Technical Implementation: Feature Flags
How A/B tests actually work: feature flags, evaluation vs exposure, and implementation best practices.
From Theory to Practice
You understand what to test and why. Now: how do you actually implement an A/B test? The answer: feature flags.
What Are Feature Flags?
A feature flag (also called feature toggle) is code that controls which version of your product a user sees. It's the mechanism that powers A/B tests by determining which experience each user gets.
// Feature flag implementation example const variant = getFeatureFlag('checkout-redesign', userId); if (variant === 'treatment') { trackExposure('checkout-redesign', 'treatment'); return <NewCheckoutFlow />; } else { trackExposure('checkout-redesign', 'control'); return <CurrentCheckoutFlow />; }
The getFeatureFlag() function checks which variant the user should see, and trackExposure() records when they actually see it. This separation is crucial for accurate analysis.
Feature flags let you deploy code to production without activating it for everyone. You can then selectively enable it for specific users, percentages, or test groups.
Safe Deployments
Deploy code behind flags, roll out gradually
Kill Switches
Turn off features instantly if issues arise
A/B Testing
Assign users to variants, measure results
Evaluation vs. Exposure
This is critical and often misunderstood. Two separate events happen in every experiment:
Evaluation
When it happens
When a user is assigned to a test variant at first encounter with the feature flag.
Example Flow
- →User loads app
- →System checks feature flag
- ✓Assigned to Variant B
Exposure
When it happens
When a user actually sees/interacts with the test experience and the variant code executes.
Example Flow
- →User navigates to checkout
- →New flow renders on screen
- ✓Exposure event fires
Why This Distinction Matters
Analyzing based on evaluation includes users who never saw the test, which dilutes your results.
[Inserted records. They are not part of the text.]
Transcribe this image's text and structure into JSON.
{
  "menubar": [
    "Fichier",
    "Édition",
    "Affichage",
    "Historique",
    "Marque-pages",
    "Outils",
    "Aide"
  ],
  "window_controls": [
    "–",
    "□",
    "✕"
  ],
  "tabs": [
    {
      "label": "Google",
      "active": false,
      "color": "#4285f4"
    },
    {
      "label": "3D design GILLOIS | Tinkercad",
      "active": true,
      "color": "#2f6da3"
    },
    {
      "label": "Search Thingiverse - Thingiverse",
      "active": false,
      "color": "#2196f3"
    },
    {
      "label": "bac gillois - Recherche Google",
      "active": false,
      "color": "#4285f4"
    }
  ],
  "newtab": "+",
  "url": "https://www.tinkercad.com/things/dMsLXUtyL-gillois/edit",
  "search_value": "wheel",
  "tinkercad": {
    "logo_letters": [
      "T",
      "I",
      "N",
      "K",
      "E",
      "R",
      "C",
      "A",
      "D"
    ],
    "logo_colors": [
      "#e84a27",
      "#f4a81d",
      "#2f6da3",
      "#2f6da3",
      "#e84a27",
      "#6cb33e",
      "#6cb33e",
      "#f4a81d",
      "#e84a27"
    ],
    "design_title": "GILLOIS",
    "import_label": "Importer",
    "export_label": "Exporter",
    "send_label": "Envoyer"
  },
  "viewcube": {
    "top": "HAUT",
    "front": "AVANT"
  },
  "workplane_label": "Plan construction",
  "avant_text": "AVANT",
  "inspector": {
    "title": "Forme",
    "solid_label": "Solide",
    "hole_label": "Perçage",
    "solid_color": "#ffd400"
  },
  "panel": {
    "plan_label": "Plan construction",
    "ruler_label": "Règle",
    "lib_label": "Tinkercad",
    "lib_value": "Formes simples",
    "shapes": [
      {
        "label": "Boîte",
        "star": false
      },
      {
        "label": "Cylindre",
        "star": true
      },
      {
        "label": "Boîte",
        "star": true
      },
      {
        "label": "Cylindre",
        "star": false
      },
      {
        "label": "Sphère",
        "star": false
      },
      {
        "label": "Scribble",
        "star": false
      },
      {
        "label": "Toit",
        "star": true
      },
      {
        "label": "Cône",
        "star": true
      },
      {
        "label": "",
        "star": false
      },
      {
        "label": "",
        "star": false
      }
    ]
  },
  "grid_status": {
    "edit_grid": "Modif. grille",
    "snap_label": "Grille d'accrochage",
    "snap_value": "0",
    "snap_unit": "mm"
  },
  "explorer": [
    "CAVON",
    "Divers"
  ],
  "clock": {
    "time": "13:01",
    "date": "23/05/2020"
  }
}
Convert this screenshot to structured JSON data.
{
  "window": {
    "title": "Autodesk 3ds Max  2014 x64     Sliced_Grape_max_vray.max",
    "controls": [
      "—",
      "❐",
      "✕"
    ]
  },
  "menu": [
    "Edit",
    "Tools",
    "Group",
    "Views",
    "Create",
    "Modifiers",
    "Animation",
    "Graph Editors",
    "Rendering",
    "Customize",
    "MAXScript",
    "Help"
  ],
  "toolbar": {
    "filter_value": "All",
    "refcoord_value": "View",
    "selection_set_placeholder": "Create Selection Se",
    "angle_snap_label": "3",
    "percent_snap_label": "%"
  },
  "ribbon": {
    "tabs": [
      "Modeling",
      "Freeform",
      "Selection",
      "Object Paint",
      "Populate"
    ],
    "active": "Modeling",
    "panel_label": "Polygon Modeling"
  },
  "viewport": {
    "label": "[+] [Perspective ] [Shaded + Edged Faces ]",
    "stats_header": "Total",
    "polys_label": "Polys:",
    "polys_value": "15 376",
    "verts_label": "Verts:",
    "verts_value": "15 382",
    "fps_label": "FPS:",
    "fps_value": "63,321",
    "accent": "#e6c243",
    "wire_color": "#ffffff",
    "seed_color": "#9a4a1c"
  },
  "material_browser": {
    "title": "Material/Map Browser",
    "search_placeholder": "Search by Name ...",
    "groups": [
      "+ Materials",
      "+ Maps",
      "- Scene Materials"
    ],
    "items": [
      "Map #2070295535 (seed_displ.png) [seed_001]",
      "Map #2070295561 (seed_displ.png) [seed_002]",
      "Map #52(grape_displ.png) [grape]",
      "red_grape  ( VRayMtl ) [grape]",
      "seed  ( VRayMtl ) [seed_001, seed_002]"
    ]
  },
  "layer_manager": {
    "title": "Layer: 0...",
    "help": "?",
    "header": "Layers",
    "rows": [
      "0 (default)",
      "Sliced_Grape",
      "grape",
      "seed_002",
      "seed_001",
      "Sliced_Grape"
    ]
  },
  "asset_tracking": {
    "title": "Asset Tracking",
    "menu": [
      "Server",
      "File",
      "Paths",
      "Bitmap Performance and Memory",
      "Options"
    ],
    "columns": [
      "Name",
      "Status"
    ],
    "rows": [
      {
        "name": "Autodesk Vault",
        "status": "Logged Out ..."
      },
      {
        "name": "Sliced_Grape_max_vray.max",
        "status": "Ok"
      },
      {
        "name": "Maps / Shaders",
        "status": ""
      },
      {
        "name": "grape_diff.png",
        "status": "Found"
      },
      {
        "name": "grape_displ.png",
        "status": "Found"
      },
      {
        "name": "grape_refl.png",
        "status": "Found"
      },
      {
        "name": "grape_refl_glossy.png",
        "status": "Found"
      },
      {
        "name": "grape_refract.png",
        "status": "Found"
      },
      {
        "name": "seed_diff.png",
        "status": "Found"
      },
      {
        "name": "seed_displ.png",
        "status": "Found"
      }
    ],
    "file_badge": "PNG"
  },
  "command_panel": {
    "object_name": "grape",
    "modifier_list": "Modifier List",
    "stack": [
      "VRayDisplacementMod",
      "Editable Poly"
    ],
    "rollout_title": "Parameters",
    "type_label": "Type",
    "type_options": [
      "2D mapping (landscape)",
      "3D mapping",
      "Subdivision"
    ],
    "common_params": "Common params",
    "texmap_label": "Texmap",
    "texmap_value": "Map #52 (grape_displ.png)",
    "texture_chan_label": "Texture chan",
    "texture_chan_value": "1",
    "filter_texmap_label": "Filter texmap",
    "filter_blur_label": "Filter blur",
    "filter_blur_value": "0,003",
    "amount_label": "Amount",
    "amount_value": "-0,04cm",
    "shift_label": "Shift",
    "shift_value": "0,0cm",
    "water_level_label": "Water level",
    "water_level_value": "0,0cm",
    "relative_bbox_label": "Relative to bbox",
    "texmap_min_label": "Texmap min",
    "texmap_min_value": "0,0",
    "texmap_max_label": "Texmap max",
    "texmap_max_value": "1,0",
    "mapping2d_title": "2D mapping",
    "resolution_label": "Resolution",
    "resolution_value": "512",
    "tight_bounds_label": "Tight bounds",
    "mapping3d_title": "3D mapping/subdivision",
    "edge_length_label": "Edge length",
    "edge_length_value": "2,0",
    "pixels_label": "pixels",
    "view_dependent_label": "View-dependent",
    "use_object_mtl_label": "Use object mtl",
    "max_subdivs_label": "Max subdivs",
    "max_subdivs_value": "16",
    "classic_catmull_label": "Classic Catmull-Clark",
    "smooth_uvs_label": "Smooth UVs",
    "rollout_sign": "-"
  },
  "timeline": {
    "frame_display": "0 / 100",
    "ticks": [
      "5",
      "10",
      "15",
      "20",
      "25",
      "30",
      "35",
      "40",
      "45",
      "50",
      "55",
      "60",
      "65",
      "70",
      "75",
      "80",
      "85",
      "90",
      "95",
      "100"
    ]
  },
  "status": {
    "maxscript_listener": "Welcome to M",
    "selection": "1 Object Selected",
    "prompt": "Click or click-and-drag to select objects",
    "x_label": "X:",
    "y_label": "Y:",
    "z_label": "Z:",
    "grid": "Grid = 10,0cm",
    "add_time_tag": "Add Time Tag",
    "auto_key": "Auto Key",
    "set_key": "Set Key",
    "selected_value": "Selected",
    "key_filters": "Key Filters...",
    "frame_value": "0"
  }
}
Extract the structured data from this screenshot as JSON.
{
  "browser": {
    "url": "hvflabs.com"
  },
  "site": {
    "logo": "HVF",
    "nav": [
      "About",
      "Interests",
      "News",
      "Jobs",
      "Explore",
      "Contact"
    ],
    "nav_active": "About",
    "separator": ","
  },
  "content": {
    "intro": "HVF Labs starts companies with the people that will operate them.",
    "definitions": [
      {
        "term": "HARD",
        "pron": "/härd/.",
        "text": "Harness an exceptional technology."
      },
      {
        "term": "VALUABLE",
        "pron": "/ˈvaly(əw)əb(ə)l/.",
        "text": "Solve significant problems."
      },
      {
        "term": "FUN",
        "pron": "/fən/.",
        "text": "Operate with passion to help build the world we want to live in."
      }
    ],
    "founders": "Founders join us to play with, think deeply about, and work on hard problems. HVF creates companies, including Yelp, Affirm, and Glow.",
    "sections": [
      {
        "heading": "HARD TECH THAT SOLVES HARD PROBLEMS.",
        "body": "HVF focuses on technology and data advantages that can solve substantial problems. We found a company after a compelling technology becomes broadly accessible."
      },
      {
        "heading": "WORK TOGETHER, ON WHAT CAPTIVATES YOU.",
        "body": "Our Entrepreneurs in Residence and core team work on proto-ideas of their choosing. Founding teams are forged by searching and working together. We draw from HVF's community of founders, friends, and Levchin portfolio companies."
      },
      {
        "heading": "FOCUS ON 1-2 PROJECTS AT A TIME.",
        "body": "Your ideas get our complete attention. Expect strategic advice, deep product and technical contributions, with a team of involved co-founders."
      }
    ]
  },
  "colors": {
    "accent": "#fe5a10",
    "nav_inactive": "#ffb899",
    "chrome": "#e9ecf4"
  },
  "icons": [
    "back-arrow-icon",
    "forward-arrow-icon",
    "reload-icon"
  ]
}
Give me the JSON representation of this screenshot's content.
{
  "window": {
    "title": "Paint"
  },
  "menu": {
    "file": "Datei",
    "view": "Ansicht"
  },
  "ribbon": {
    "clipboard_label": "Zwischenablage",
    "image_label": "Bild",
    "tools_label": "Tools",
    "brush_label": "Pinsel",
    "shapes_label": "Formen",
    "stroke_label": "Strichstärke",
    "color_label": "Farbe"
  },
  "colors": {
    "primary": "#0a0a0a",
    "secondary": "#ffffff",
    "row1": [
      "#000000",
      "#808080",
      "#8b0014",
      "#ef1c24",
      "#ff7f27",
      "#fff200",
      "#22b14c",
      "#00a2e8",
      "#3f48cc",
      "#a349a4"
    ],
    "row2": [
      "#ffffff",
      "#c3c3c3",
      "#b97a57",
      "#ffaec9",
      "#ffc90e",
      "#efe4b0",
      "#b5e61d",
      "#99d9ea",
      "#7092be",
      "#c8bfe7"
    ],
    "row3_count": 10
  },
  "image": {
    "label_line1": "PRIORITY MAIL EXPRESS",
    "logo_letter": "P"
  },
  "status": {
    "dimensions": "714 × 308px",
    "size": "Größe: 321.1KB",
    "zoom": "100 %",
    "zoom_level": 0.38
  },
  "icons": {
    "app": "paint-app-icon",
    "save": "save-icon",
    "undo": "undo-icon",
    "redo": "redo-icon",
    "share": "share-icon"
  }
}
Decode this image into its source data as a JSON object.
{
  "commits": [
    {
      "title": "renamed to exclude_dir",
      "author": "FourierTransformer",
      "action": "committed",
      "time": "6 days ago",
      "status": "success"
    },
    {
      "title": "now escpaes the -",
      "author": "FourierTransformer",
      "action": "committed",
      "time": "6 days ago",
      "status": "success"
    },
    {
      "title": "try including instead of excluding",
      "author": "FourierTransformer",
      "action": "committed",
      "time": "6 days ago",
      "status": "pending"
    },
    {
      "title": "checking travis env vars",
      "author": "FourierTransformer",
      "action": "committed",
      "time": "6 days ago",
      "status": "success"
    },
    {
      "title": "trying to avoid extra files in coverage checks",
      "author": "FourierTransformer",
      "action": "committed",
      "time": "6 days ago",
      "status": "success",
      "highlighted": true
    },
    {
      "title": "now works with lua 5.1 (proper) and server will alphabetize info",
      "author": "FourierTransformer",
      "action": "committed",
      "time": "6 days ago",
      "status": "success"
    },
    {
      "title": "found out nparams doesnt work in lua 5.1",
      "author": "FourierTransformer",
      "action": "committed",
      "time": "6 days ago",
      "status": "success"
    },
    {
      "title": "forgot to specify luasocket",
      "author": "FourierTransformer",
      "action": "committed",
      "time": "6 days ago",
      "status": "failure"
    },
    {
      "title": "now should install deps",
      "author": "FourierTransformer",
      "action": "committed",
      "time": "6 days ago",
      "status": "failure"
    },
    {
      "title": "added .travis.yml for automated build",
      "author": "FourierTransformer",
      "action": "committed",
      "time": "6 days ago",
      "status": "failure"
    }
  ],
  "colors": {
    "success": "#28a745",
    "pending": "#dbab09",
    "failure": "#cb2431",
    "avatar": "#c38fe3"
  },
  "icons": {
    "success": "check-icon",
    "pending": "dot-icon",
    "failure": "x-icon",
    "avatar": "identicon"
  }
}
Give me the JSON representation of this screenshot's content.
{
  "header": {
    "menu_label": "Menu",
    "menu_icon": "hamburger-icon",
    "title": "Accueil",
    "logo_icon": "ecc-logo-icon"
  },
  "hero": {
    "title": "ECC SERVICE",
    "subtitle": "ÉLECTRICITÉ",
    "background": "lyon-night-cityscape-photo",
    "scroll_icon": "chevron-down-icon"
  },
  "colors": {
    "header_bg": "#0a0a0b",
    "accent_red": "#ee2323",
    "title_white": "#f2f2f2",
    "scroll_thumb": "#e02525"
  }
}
Wrong: Evaluate at Assignment
Includes users who left before seeing the test
Right: Analyze at Exposure
Only users who actually experienced the test
Key Takeaways
- ✓Feature flags are the technical mechanism that powers A/B tests.
- ✓Evaluation is when a user is assigned to a variant.
- ✓Exposure is when a user actually sees/interacts with the test experience.
- ✓Always analyze based on exposure to avoid dilution and bias.